Program/smart contract - this is code that lives on the Solana network that’s used to do things. Think of it like backend logic.

Account - where data is stored on Solana. This data can be program code or user data. Similar to a database entry or Excel row.

Mainnet/testnet/devnet - there are three Solana networks. Mainnet is for real money and all the apps. Testnet and devnet are for developers with fake money to test things.

Developer overview

You can learn to build Solana apps in as little as a weekend. The majority of Solana development is building clients that interact with programs already deployed on the blockchain (web and mobile). There’s plenty of libraries and SDKs that make your job easier.

If you want to build something truly novel that hasn’t been done before, you’ll write Solana programs (smart contracts) in Rust. I suggest starting with building clients (even just Node.js scripts) to get a feel for Solana and then move to Rust.

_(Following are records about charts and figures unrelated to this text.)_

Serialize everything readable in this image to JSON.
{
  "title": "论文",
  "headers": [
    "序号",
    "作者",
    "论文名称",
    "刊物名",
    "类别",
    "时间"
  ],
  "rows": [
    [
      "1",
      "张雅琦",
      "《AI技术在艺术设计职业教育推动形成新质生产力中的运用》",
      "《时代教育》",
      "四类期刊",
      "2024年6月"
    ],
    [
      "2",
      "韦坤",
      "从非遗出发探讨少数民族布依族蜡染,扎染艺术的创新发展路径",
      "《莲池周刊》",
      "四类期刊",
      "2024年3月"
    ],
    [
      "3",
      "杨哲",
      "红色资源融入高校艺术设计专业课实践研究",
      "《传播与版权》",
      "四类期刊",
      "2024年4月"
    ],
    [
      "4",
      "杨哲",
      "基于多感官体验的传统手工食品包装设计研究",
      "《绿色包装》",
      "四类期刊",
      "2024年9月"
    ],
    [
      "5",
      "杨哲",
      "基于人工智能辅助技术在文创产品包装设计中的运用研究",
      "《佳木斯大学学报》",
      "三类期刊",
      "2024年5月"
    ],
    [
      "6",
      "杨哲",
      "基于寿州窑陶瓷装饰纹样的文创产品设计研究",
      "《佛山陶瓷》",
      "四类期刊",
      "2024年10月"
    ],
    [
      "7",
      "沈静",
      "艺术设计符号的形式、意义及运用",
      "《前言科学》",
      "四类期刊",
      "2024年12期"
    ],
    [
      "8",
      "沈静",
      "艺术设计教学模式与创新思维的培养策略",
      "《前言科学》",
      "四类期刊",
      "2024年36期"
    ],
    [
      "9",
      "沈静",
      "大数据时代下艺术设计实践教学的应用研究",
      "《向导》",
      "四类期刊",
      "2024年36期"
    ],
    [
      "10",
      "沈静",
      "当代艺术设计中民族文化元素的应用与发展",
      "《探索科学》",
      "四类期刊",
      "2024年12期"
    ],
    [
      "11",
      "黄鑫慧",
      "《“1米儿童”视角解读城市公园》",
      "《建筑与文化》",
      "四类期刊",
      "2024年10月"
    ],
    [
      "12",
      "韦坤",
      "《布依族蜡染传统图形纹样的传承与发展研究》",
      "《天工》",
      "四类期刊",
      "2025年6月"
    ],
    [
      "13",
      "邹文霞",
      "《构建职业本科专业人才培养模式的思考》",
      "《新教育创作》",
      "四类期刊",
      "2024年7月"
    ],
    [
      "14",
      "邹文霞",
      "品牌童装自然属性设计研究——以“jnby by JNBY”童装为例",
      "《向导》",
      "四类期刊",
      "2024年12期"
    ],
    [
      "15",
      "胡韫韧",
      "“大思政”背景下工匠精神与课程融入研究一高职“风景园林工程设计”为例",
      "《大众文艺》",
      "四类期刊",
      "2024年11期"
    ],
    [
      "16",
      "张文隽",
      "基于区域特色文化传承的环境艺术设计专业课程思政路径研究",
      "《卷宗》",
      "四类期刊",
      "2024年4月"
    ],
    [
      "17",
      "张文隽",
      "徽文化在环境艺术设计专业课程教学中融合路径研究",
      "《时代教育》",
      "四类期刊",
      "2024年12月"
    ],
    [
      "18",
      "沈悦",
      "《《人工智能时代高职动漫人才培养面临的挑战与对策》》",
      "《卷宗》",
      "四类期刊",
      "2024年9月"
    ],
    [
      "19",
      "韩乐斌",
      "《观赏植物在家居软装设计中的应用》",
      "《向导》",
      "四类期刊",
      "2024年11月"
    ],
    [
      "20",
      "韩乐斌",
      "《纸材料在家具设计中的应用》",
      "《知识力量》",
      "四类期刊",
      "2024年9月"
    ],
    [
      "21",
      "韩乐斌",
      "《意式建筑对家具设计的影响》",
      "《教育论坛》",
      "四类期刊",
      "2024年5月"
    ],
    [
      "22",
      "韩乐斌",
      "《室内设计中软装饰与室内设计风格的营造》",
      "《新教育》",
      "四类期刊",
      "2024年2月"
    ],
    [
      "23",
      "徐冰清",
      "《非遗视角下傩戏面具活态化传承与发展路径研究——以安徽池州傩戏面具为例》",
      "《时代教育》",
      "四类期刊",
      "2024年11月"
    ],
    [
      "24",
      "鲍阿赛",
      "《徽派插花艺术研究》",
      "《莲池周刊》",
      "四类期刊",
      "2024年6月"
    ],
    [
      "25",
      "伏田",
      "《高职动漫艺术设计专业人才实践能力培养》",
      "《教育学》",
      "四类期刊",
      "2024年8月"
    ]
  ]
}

Solana offloads data formatting (among other things) to developers so the network can process faster. Data you get from the chain directl is in bytes. SDKs handle deserialization (converting it into text from 1’s and 0’s, aka decoding). You also need to encode data before sending to the chain.

RPC Nodes

To read/write from the blockchain, you’ll send API requests to an RPC node - a computer in the network that doesn't participate in validation/consensus, but only receives and sends data. It takes your transactions and submits them to the rest of the network.

Reading blockchain data

All you need is the account address of where it’s stored and how the data is formatted. Send an API request to an RPC node and you’ll get back a response if your query was valid.

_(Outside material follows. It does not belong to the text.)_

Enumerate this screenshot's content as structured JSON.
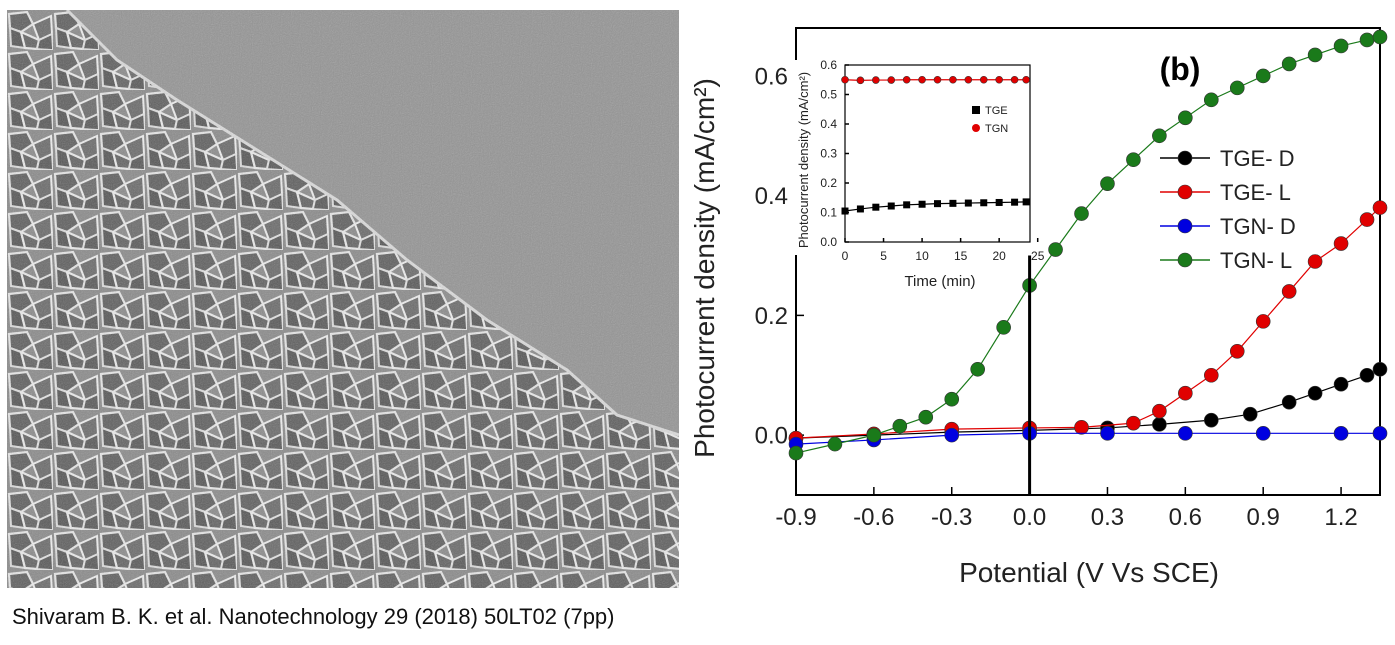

Create a connection, fetch the data, decode it, interpret it.

Writing blockchain data

You write to Solana by interacting with existing on-chain programs or publishing new ones. To publish a new program, write it in Rust and use tools like Solana CLI or Anchor CLI to deploy it on-chain.

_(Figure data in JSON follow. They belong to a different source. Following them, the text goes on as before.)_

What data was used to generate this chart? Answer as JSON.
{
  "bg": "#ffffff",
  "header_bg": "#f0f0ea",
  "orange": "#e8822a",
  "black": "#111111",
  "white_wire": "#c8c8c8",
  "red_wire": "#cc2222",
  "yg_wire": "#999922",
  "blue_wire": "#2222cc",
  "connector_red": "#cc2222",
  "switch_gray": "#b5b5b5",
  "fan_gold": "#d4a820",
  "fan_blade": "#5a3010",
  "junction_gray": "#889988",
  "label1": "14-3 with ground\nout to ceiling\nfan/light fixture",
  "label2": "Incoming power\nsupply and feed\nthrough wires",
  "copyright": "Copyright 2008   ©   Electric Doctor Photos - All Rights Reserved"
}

To interact with existing deployed programs on Solana, you can either:

  • use an SDK (like Solana web3.js). These handle data formatting and fill in boilerplate/configs. or
  • do all of the encoding and structuring yourself if you’re working with a custom program that doesn’t have an SDK.

Start building

Developers

Solana developer portal: Solana.com/developers

Full-stack Solana development course: soldev.app/course

Solana for Javascript developers: https://www.youtube.com/watch?v=9ayz-5-h_vY

A deep dive on Solana transactions: https://www.youtube.com/watch?v=cu5GNWnN7IU

Founders

The Solana Foundation provides equity-free grants to get you started. They also have a venture arm — Solana Ventures, that offers advice, funding, and intros when you’re ready to scale.

Solana Foundation grants: https://solana.org/grants

YC request for startups: Stablecoin Finance

Superteam ideas to build: https://build.superteam.fun/

Superteam grants: https://earn.superteam.fun/grants/

Solana focused accelerator: https://www.colosseum.org/accelerator

The tech of the future is here. Go out and build what you want to see exist.